Process Theology: A Guide for the Perplexed. Life giving spirituality
Course offered at the OSTS is available in both the fall terms. Classes are held on Monday evenings starting at 7:30 p.m. at the Dominican University College.
The fall 2017 term courses start on September 18 and end on Nov 27
I have borrowed this title from my friend Bruce Epperly to address faith formation. It is a pressing issue for the United Church. For we are perplexed about what language supports faith formation. To do this, Borg suggests the church needs to reclaim Christian language. I will provide a progressive and postmodern theology, reclaiming Christian language.
An issue debated is the post-theism turn. I offer an alternative view of God, Panentheism, that goes beyond supernaturalism or post-theism: a God worthy of worship. A. N. Whitehead suggested this is the primary question for any spirituality.
Panentheism offers a fresh vision of the place of prayer in both personal and corporate worship. Charles Hartshorne said “A personal God is one who has social relations, really has them, and thus is constituted by relationships and hence relative.” Panentheism recovers a sense of God.
I will be showing how a process theological view works in an interfaith situation that goes beyond dialogue to mutual transformation. As well it honors the uniqueness of each religious path.

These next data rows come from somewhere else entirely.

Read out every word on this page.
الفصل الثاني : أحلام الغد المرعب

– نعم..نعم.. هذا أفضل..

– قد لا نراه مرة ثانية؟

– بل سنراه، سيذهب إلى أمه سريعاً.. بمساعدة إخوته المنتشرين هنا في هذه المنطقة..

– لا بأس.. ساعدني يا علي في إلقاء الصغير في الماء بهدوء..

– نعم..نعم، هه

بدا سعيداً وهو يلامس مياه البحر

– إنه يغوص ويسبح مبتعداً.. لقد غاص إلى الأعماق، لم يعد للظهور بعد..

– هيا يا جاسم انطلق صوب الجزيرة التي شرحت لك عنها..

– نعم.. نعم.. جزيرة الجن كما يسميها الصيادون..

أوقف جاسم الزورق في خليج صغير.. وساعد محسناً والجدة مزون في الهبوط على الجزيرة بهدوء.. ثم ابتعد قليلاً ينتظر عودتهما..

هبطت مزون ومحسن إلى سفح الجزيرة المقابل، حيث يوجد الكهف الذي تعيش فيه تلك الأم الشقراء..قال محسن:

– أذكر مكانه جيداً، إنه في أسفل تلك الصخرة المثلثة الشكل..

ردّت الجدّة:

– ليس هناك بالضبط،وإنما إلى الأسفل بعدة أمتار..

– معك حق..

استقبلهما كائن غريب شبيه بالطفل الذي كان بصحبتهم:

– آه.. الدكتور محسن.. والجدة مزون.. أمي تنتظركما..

I will show how process thought helps in the science and religion debates, to move us beyond the traditional two solitude view. And will examine ethics for a small planet.
Another issue to be examined is an affirmation of pluralism and how secularization is the best thing that has happened to religion. A growing collection of philosophers and theologians, including Canada’s Charles Taylor, author of A Secular Age, and John Cobb Jr maintain we have to move beyond understanding secularization merely as a process of “subtraction,” “loss” and “disenchantment.”
These thinkers redefine secularization – as a social development by which religion loses its state-sanctioned authority and moral absolutism. Secularization is creating societies in which religion is treated as one option among many. Cobb says. "It does not give any privileged authority to tradition."
The goal of the discussion is to affirm the Church in creative transformation and the pragmatic value of Process theology for that transformation.